A proposal to ban greyhound racing in Florida received unanimous approval from a commission panel on Thursday, pushing the measure closer to being put on the November 2018 ballot, according to CBS Miami.
The Florida Constitution Commission panel has the power to put the proposal directly on the ballot, something animal rights activists have failed to achieve at this point.
Supporters of the proposal have raised issues such as greyhound injuries and deaths in their argument to shut down the decades-long staple of the state’s gambling industry, pointing to more than 400 racing greyhound deaths at Florida tracks since 2013.
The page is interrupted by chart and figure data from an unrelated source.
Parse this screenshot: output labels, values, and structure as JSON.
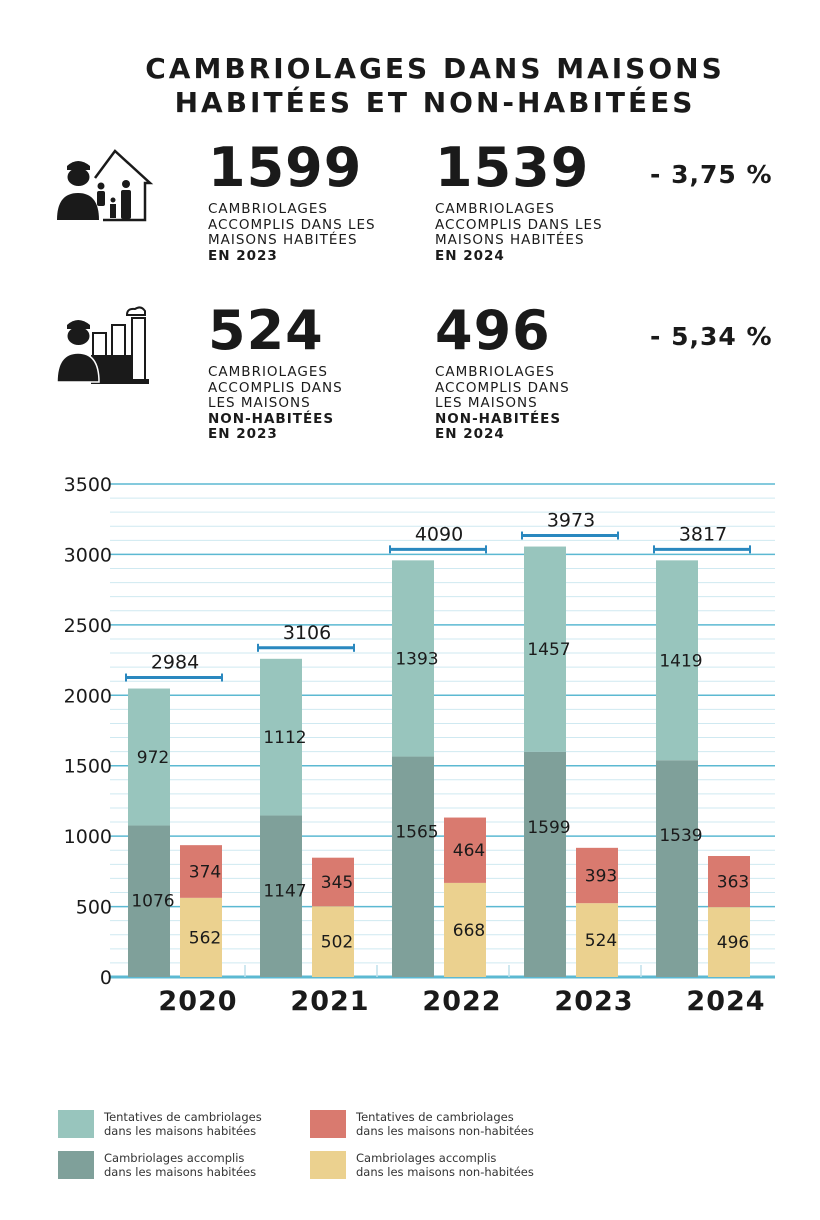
{
  "title": {
    "line1": "CAMBRIOLAGES DANS MAISONS",
    "line2": "HABITÉES ET NON-HABITÉES"
  },
  "stats": [
    {
      "icon": "burglar-family-house-icon",
      "left": {
        "number": "1599",
        "lines": [
          "CAMBRIOLAGES",
          "ACCOMPLIS DANS LES",
          "MAISONS HABITÉES"
        ],
        "bold": [
          "EN 2023"
        ]
      },
      "right": {
        "number": "1539",
        "lines": [
          "CAMBRIOLAGES",
          "ACCOMPLIS DANS LES",
          "MAISONS HABITÉES"
        ],
        "bold": [
          "EN 2024"
        ]
      },
      "change": "- 3,75 %"
    },
    {
      "icon": "burglar-factory-icon",
      "left": {
        "number": "524",
        "lines": [
          "CAMBRIOLAGES",
          "ACCOMPLIS DANS",
          "LES MAISONS"
        ],
        "bold": [
          "NON-HABITÉES",
          "EN 2023"
        ]
      },
      "right": {
        "number": "496",
        "lines": [
          "CAMBRIOLAGES",
          "ACCOMPLIS DANS",
          "LES MAISONS"
        ],
        "bold": [
          "NON-HABITÉES",
          "EN 2024"
        ]
      },
      "change": "- 5,34 %"
    }
  ],
  "chart_data": {
    "type": "bar",
    "stacked": true,
    "grouped": true,
    "categories": [
      "2020",
      "2021",
      "2022",
      "2023",
      "2024"
    ],
    "ylim": [
      0,
      3500
    ],
    "yticks": [
      "0",
      "500",
      "1000",
      "1500",
      "2000",
      "2500",
      "3000",
      "3500"
    ],
    "grid": true,
    "legend_position": "bottom",
    "series": [
      {
        "name": "Cambriolages accomplis dans les maisons habitées",
        "stack": "habitees",
        "color": "#7fa09a",
        "values": [
          1076,
          1147,
          1565,
          1599,
          1539
        ]
      },
      {
        "name": "Tentatives de cambriolages dans les maisons habitées",
        "stack": "habitees",
        "color": "#98c5bd",
        "values": [
          972,
          1112,
          1393,
          1457,
          1419
        ]
      },
      {
        "name": "Cambriolages accomplis dans les maisons non-habitées",
        "stack": "non-habitees",
        "color": "#ebd18f",
        "values": [
          562,
          502,
          668,
          524,
          496
        ]
      },
      {
        "name": "Tentatives de cambriolages dans les maisons non-habitées",
        "stack": "non-habitees",
        "color": "#d97a6f",
        "values": [
          374,
          345,
          464,
          393,
          363
        ]
      }
    ],
    "totals": [
      2984,
      3106,
      4090,
      3973,
      3817
    ],
    "colors": {
      "grid": "#5cb9d2",
      "bracket": "#2a88bf"
    }
  },
  "legend": [
    {
      "line1": "Tentatives de cambriolages",
      "line2": "dans les maisons habitées",
      "color": "#98c5bd"
    },
    {
      "line1": "Tentatives de cambriolages",
      "line2": "dans les maisons non-habitées",
      "color": "#d97a6f"
    },
    {
      "line1": "Cambriolages accomplis",
      "line2": "dans les maisons habitées",
      "color": "#7fa09a"
    },
    {
      "line1": "Cambriolages accomplis",
      "line2": "dans les maisons non-habitées",
      "color": "#ebd18f"
    }
  ]
}
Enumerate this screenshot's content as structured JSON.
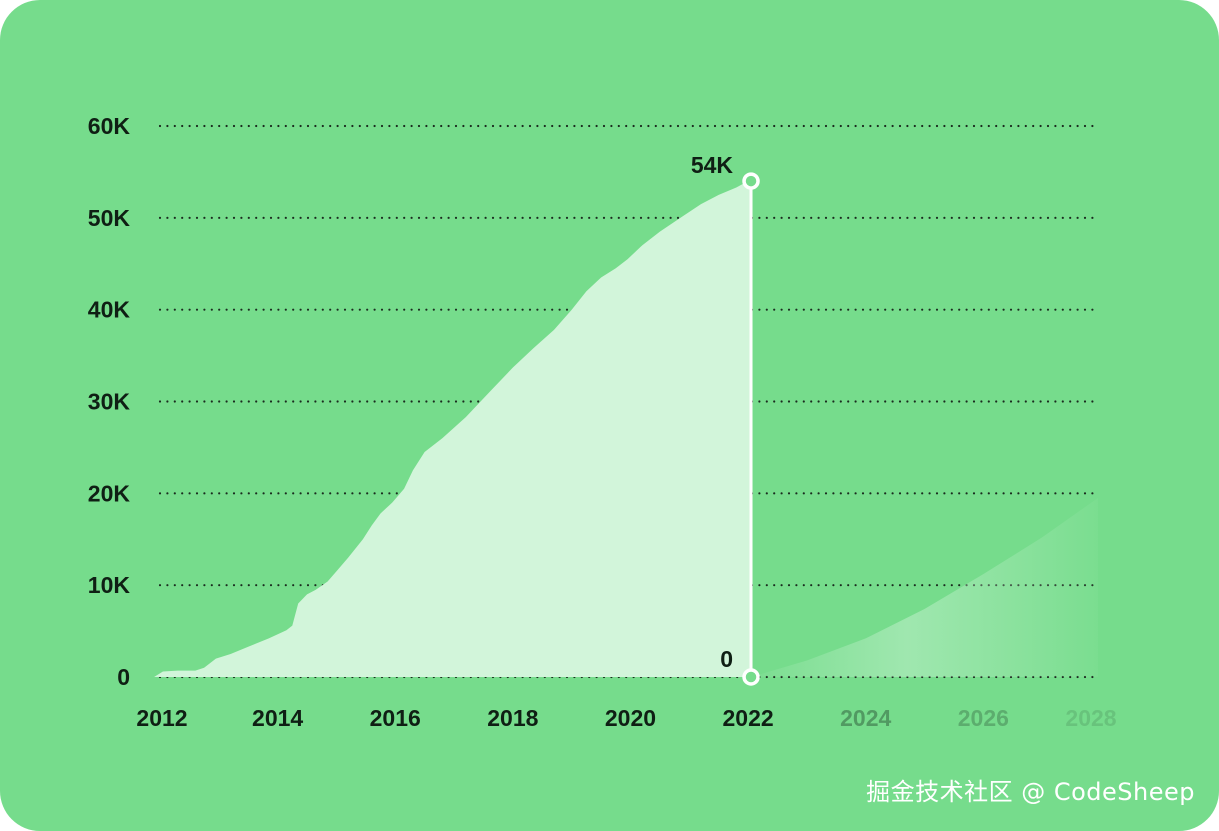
{
  "watermark": "掘金技术社区 @ CodeSheep",
  "colors": {
    "background": "#76dc8c",
    "area_fill": "#d2f5da",
    "text": "#0f1f14",
    "grid": "#1a2a1e"
  },
  "chart_data": {
    "type": "area",
    "title": "",
    "xlabel": "",
    "ylabel": "",
    "xlim": [
      2012,
      2028
    ],
    "ylim": [
      0,
      60000
    ],
    "y_ticks": [
      0,
      10000,
      20000,
      30000,
      40000,
      50000,
      60000
    ],
    "y_tick_labels": [
      "0",
      "10K",
      "20K",
      "30K",
      "40K",
      "50K",
      "60K"
    ],
    "x_ticks": [
      2012,
      2014,
      2016,
      2018,
      2020,
      2022,
      2024,
      2026,
      2028
    ],
    "x_tick_labels": [
      "2012",
      "2014",
      "2016",
      "2018",
      "2020",
      "2022",
      "2024",
      "2026",
      "2028"
    ],
    "x_ticks_faded_from": 2024,
    "grid": "horizontal dotted",
    "series": [
      {
        "style": "solid",
        "x": [
          2011.9,
          2012.05,
          2012.3,
          2012.6,
          2012.75,
          2012.95,
          2013.2,
          2013.5,
          2013.85,
          2014.15,
          2014.25,
          2014.35,
          2014.5,
          2014.65,
          2014.85,
          2015.0,
          2015.2,
          2015.45,
          2015.6,
          2015.75,
          2015.95,
          2016.15,
          2016.3,
          2016.5,
          2016.8,
          2017.2,
          2017.6,
          2018.0,
          2018.35,
          2018.7,
          2019.0,
          2019.25,
          2019.5,
          2019.75,
          2019.95,
          2020.2,
          2020.5,
          2020.85,
          2021.2,
          2021.5,
          2021.8,
          2022.0,
          2022.05
        ],
        "y": [
          0,
          600,
          700,
          700,
          1000,
          2000,
          2500,
          3300,
          4200,
          5100,
          5600,
          8000,
          9000,
          9500,
          10400,
          11500,
          13000,
          15000,
          16500,
          17800,
          19000,
          20500,
          22500,
          24500,
          26000,
          28300,
          31000,
          33700,
          35800,
          37800,
          40000,
          42000,
          43500,
          44500,
          45500,
          47000,
          48500,
          50000,
          51500,
          52500,
          53300,
          54000,
          54000
        ]
      },
      {
        "style": "faded",
        "x": [
          2022.05,
          2023.0,
          2024.0,
          2025.0,
          2026.0,
          2027.0,
          2027.95
        ],
        "y": [
          0,
          1800,
          4200,
          7400,
          11200,
          15200,
          19500
        ]
      }
    ],
    "annotations": [
      {
        "x": 2022.05,
        "y": 54000,
        "text": "54K"
      },
      {
        "x": 2022.05,
        "y": 0,
        "text": "0"
      }
    ]
  }
}
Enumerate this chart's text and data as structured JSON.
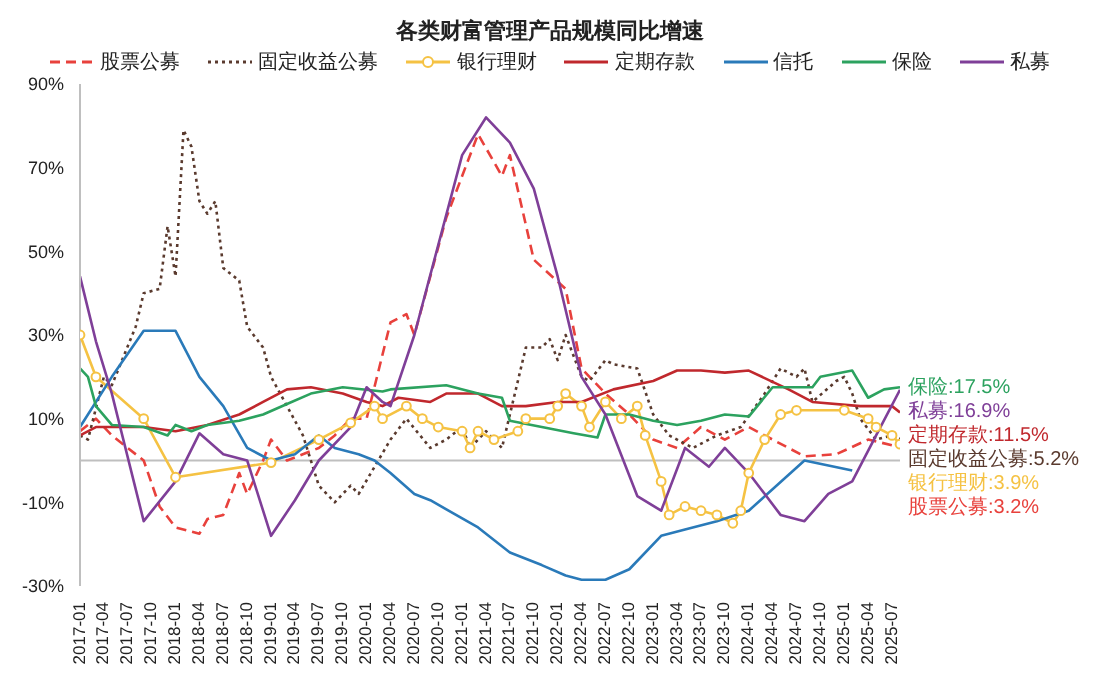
{
  "chart_data": {
    "type": "line",
    "title": "各类财富管理产品规模同比增速",
    "legend": "top",
    "xlim": [
      "2017-01",
      "2025-08"
    ],
    "xticks": [
      "2017-01",
      "2017-04",
      "2017-07",
      "2017-10",
      "2018-01",
      "2018-04",
      "2018-07",
      "2018-10",
      "2019-01",
      "2019-04",
      "2019-07",
      "2019-10",
      "2020-01",
      "2020-04",
      "2020-07",
      "2020-10",
      "2021-01",
      "2021-04",
      "2021-07",
      "2021-10",
      "2022-01",
      "2022-04",
      "2022-07",
      "2022-10",
      "2023-01",
      "2023-04",
      "2023-07",
      "2023-10",
      "2024-01",
      "2024-04",
      "2024-07",
      "2024-10",
      "2025-01",
      "2025-04",
      "2025-07"
    ],
    "ylim": [
      -30,
      90
    ],
    "yticks": [
      {
        "value": -30,
        "label": "-30%"
      },
      {
        "value": -10,
        "label": "-10%"
      },
      {
        "value": 10,
        "label": "10%"
      },
      {
        "value": 30,
        "label": "30%"
      },
      {
        "value": 50,
        "label": "50%"
      },
      {
        "value": 70,
        "label": "70%"
      },
      {
        "value": 90,
        "label": "90%"
      }
    ],
    "ref_lines": [
      {
        "axis": "y",
        "value": 0,
        "color": "#bfbfbf"
      }
    ],
    "series": [
      {
        "name": "股票公募",
        "color": "#e8413c",
        "line_style": "dashed",
        "x": [
          "2017-01",
          "2017-03",
          "2017-05",
          "2017-09",
          "2017-11",
          "2018-01",
          "2018-04",
          "2018-05",
          "2018-07",
          "2018-09",
          "2018-10",
          "2018-12",
          "2019-01",
          "2019-03",
          "2019-07",
          "2019-09",
          "2019-11",
          "2020-01",
          "2020-04",
          "2020-06",
          "2020-07",
          "2020-11",
          "2021-03",
          "2021-06",
          "2021-07",
          "2021-10",
          "2022-02",
          "2022-04",
          "2022-07",
          "2022-10",
          "2023-01",
          "2023-04",
          "2023-07",
          "2023-10",
          "2024-01",
          "2024-08",
          "2024-12",
          "2025-04",
          "2025-08"
        ],
        "values": [
          7,
          10,
          6,
          0,
          -11,
          -16,
          -17.5,
          -14,
          -13,
          -3,
          -8,
          0,
          5,
          0,
          3,
          6,
          10,
          10,
          33,
          35,
          30,
          58,
          78,
          68,
          73,
          48,
          41,
          22,
          16,
          11,
          5,
          3,
          8,
          5,
          8,
          1,
          1.5,
          5,
          3.2
        ],
        "value_labels": [
          null,
          null,
          null,
          null,
          null,
          null,
          null,
          null,
          null,
          null,
          null,
          null,
          null,
          null,
          null,
          null,
          null,
          null,
          null,
          null,
          null,
          null,
          null,
          null,
          null,
          null,
          null,
          null,
          null,
          null,
          null,
          null,
          null,
          null,
          null,
          null,
          null,
          null,
          "股票公募:3.2%"
        ]
      },
      {
        "name": "固定收益公募",
        "color": "#5a3a2e",
        "line_style": "dotted",
        "x": [
          "2017-01",
          "2017-02",
          "2017-04",
          "2017-05",
          "2017-08",
          "2017-09",
          "2017-11",
          "2017-12",
          "2018-01",
          "2018-02",
          "2018-03",
          "2018-04",
          "2018-05",
          "2018-06",
          "2018-07",
          "2018-09",
          "2018-10",
          "2018-12",
          "2019-01",
          "2019-03",
          "2019-05",
          "2019-07",
          "2019-09",
          "2019-11",
          "2019-12",
          "2020-02",
          "2020-04",
          "2020-06",
          "2020-09",
          "2020-11",
          "2021-01",
          "2021-02",
          "2021-04",
          "2021-06",
          "2021-09",
          "2021-11",
          "2021-12",
          "2022-01",
          "2022-02",
          "2022-04",
          "2022-05",
          "2022-07",
          "2022-08",
          "2022-11",
          "2023-01",
          "2023-03",
          "2023-06",
          "2023-09",
          "2023-12",
          "2024-03",
          "2024-05",
          "2024-07",
          "2024-08",
          "2024-09",
          "2024-12",
          "2025-01",
          "2025-02",
          "2025-03",
          "2025-05",
          "2025-07",
          "2025-08"
        ],
        "values": [
          6,
          5,
          20,
          18,
          32,
          40,
          41,
          56,
          44,
          79,
          75,
          62,
          59,
          62,
          46,
          43,
          32,
          27,
          20,
          13,
          6,
          -6,
          -10,
          -6,
          -8,
          -1.5,
          5,
          10,
          3,
          5,
          8,
          3,
          7,
          3,
          27,
          27,
          29,
          24,
          30,
          20,
          19,
          24,
          23,
          22,
          11,
          6,
          3,
          6,
          8,
          16,
          22,
          20,
          22,
          14,
          19,
          20,
          16,
          10,
          5,
          6,
          5.2
        ],
        "value_labels": [
          null,
          null,
          null,
          null,
          null,
          null,
          null,
          null,
          null,
          null,
          null,
          null,
          null,
          null,
          null,
          null,
          null,
          null,
          null,
          null,
          null,
          null,
          null,
          null,
          null,
          null,
          null,
          null,
          null,
          null,
          null,
          null,
          null,
          null,
          null,
          null,
          null,
          null,
          null,
          null,
          null,
          null,
          null,
          null,
          null,
          null,
          null,
          null,
          null,
          null,
          null,
          null,
          null,
          null,
          null,
          null,
          null,
          null,
          null,
          null,
          "固定收益公募:5.2%"
        ]
      },
      {
        "name": "银行理财",
        "color": "#f5c243",
        "marker": "circle",
        "x": [
          "2017-01",
          "2017-03",
          "2017-09",
          "2018-01",
          "2019-01",
          "2019-07",
          "2019-11",
          "2020-02",
          "2020-03",
          "2020-06",
          "2020-08",
          "2020-10",
          "2021-01",
          "2021-02",
          "2021-03",
          "2021-05",
          "2021-08",
          "2021-09",
          "2021-12",
          "2022-01",
          "2022-02",
          "2022-04",
          "2022-05",
          "2022-07",
          "2022-09",
          "2022-11",
          "2022-12",
          "2023-02",
          "2023-03",
          "2023-05",
          "2023-07",
          "2023-09",
          "2023-11",
          "2023-12",
          "2024-01",
          "2024-03",
          "2024-05",
          "2024-07",
          "2025-01",
          "2025-04",
          "2025-05",
          "2025-07",
          "2025-08"
        ],
        "values": [
          30,
          20,
          10,
          -4,
          -0.5,
          5,
          9,
          13,
          10,
          13,
          10,
          8,
          7,
          3,
          7,
          5,
          7,
          10,
          10,
          13,
          16,
          13,
          8,
          14,
          10,
          13,
          6,
          -5,
          -13,
          -11,
          -12,
          -13,
          -15,
          -12,
          -3,
          5,
          11,
          12,
          12,
          10,
          8,
          6,
          3.9
        ],
        "value_labels": [
          null,
          null,
          null,
          null,
          null,
          null,
          null,
          null,
          null,
          null,
          null,
          null,
          null,
          null,
          null,
          null,
          null,
          null,
          null,
          null,
          null,
          null,
          null,
          null,
          null,
          null,
          null,
          null,
          null,
          null,
          null,
          null,
          null,
          null,
          null,
          null,
          null,
          null,
          null,
          null,
          null,
          null,
          "银行理财:3.9%"
        ]
      },
      {
        "name": "定期存款",
        "color": "#c0282d",
        "x": [
          "2017-01",
          "2017-03",
          "2017-09",
          "2018-01",
          "2018-05",
          "2018-09",
          "2018-12",
          "2019-03",
          "2019-06",
          "2019-10",
          "2020-01",
          "2020-03",
          "2020-05",
          "2020-09",
          "2020-11",
          "2021-03",
          "2021-06",
          "2021-09",
          "2022-01",
          "2022-04",
          "2022-08",
          "2023-01",
          "2023-04",
          "2023-07",
          "2023-10",
          "2024-01",
          "2024-06",
          "2024-09",
          "2025-03",
          "2025-07",
          "2025-08"
        ],
        "values": [
          6,
          8,
          8,
          7,
          8.5,
          11,
          14,
          17,
          17.5,
          16,
          14,
          13,
          15,
          14,
          16,
          16,
          13,
          13,
          14,
          14,
          17,
          19,
          21.5,
          21.5,
          21,
          21.5,
          17,
          14,
          13,
          13,
          11.5
        ],
        "value_labels": [
          null,
          null,
          null,
          null,
          null,
          null,
          null,
          null,
          null,
          null,
          null,
          null,
          null,
          null,
          null,
          null,
          null,
          null,
          null,
          null,
          null,
          null,
          null,
          null,
          null,
          null,
          null,
          null,
          null,
          null,
          "定期存款:11.5%"
        ]
      },
      {
        "name": "信托",
        "color": "#2a7ab9",
        "x": [
          "2017-01",
          "2017-05",
          "2017-09",
          "2018-01",
          "2018-04",
          "2018-07",
          "2018-10",
          "2019-01",
          "2019-04",
          "2019-07",
          "2019-09",
          "2019-12",
          "2020-02",
          "2020-04",
          "2020-07",
          "2020-09",
          "2021-03",
          "2021-07",
          "2021-11",
          "2022-02",
          "2022-04",
          "2022-07",
          "2022-10",
          "2023-02",
          "2023-05",
          "2023-09",
          "2024-01",
          "2024-08",
          "2025-02"
        ],
        "values": [
          8,
          20,
          31,
          31,
          20,
          13,
          3,
          0,
          1.5,
          6,
          3,
          1.5,
          0,
          -3,
          -8,
          -9.5,
          -16,
          -22,
          -25,
          -27.5,
          -28.5,
          -28.5,
          -26,
          -18,
          -16.5,
          -14.5,
          -12,
          0,
          -2.4
        ]
      },
      {
        "name": "保险",
        "color": "#2ca25f",
        "x": [
          "2017-01",
          "2017-02",
          "2017-03",
          "2017-05",
          "2017-09",
          "2017-12",
          "2018-01",
          "2018-03",
          "2018-05",
          "2018-09",
          "2018-12",
          "2019-03",
          "2019-06",
          "2019-10",
          "2020-03",
          "2020-04",
          "2020-11",
          "2021-03",
          "2021-06",
          "2021-07",
          "2021-11",
          "2022-03",
          "2022-06",
          "2022-07",
          "2022-10",
          "2023-01",
          "2023-04",
          "2023-07",
          "2023-10",
          "2024-01",
          "2024-04",
          "2024-09",
          "2024-10",
          "2025-02",
          "2025-04",
          "2025-06",
          "2025-08"
        ],
        "values": [
          22,
          20,
          13,
          8.5,
          8,
          6,
          8.5,
          7,
          8.5,
          9.5,
          11,
          13.5,
          16,
          17.5,
          16.5,
          17,
          18,
          16,
          15,
          9.5,
          8,
          6.5,
          5.5,
          11,
          11,
          9.5,
          8.5,
          9.5,
          11,
          10.5,
          17.5,
          17.5,
          20,
          21.5,
          15,
          17,
          17.5
        ],
        "value_labels": [
          null,
          null,
          null,
          null,
          null,
          null,
          null,
          null,
          null,
          null,
          null,
          null,
          null,
          null,
          null,
          null,
          null,
          null,
          null,
          null,
          null,
          null,
          null,
          null,
          null,
          null,
          null,
          null,
          null,
          null,
          null,
          null,
          null,
          null,
          null,
          null,
          "保险:17.5%"
        ]
      },
      {
        "name": "私募",
        "color": "#7f3f98",
        "x": [
          "2017-01",
          "2017-03",
          "2017-05",
          "2017-09",
          "2018-01",
          "2018-04",
          "2018-07",
          "2018-10",
          "2019-01",
          "2019-04",
          "2019-07",
          "2019-11",
          "2020-01",
          "2020-03",
          "2020-04",
          "2020-07",
          "2021-01",
          "2021-04",
          "2021-07",
          "2021-10",
          "2022-01",
          "2022-04",
          "2022-07",
          "2022-11",
          "2023-02",
          "2023-05",
          "2023-08",
          "2023-10",
          "2024-01",
          "2024-05",
          "2024-08",
          "2024-11",
          "2025-02",
          "2025-05",
          "2025-08"
        ],
        "values": [
          44,
          28.5,
          16,
          -14.5,
          -5,
          6.5,
          1.5,
          0,
          -18,
          -9.5,
          0,
          8,
          17.5,
          14,
          13,
          30,
          73,
          82,
          76,
          65,
          44,
          20,
          11,
          -8.5,
          -12,
          3,
          -1.5,
          3,
          -3,
          -13,
          -14.5,
          -8,
          -5,
          6,
          16.9
        ],
        "value_labels": [
          null,
          null,
          null,
          null,
          null,
          null,
          null,
          null,
          null,
          null,
          null,
          null,
          null,
          null,
          null,
          null,
          null,
          null,
          null,
          null,
          null,
          null,
          null,
          null,
          null,
          null,
          null,
          null,
          null,
          null,
          null,
          null,
          null,
          null,
          "私募:16.9%"
        ]
      }
    ]
  }
}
While state law doesn’t require tracks to report causes of death, activists believe that inhumane treatment, including malnourishment and lax treatment of injuries are to blame in a lot of the cases, according to Spectrum Bay News 9.
Twenty-two greyhounds in Florida also tested positive for cocaine earlier this year, records show.
The measure’s sponsor, Sen. Tom Lee, R-Brandon,, predicts an overwhelming approval by voters should it reach the ballot. He also told the CRC’s General Provisions Committee before the vote that the greyhound racing industry had repeatedly thwarted attempts to end races at Florida’s 13 dog tracks by attaching them to gaming reform, which has also proved elusive, Bay News 9 reports.
Locally, the Sarasota Kennel Club, at 5400 Bradenton Road, Sarasota, has hosted greyhound races since its opening in 1929. The club did not have a comment on the ban.
“This is, for me, a matter of conscience,” Sen. Lee said. “Our society has changed. We are evolving as a people. We are becoming more sensitive to those who occupy this world with us, regardless of their species, and to those who are going to follow us for generations to come. And that’s a good thing. And as we’ve evolved, we’ve banned all sorts of activities that have been considered cruel to animals — bullfighting and cockfighting and all kinds of things. To me, this is just the next step on that plane of becoming more sensitive to this kind of inhumanity.”
The dog racing industry disputes that any of Florida’s 8,000 racing greyhounds are mistreated and say that a ban would result in a loss of about 3,000 jobs. While business has declined at the tracks over the past several years, the races still bring in about $80 million annually, reports Bay News 9.
The proposal will go to the commission’s Executive Committee before it can be considered by the full 37-member commission. If approved by voters, the proposal (Proposal 67) would ban all greyhound racing as of Dec. 31, 2019.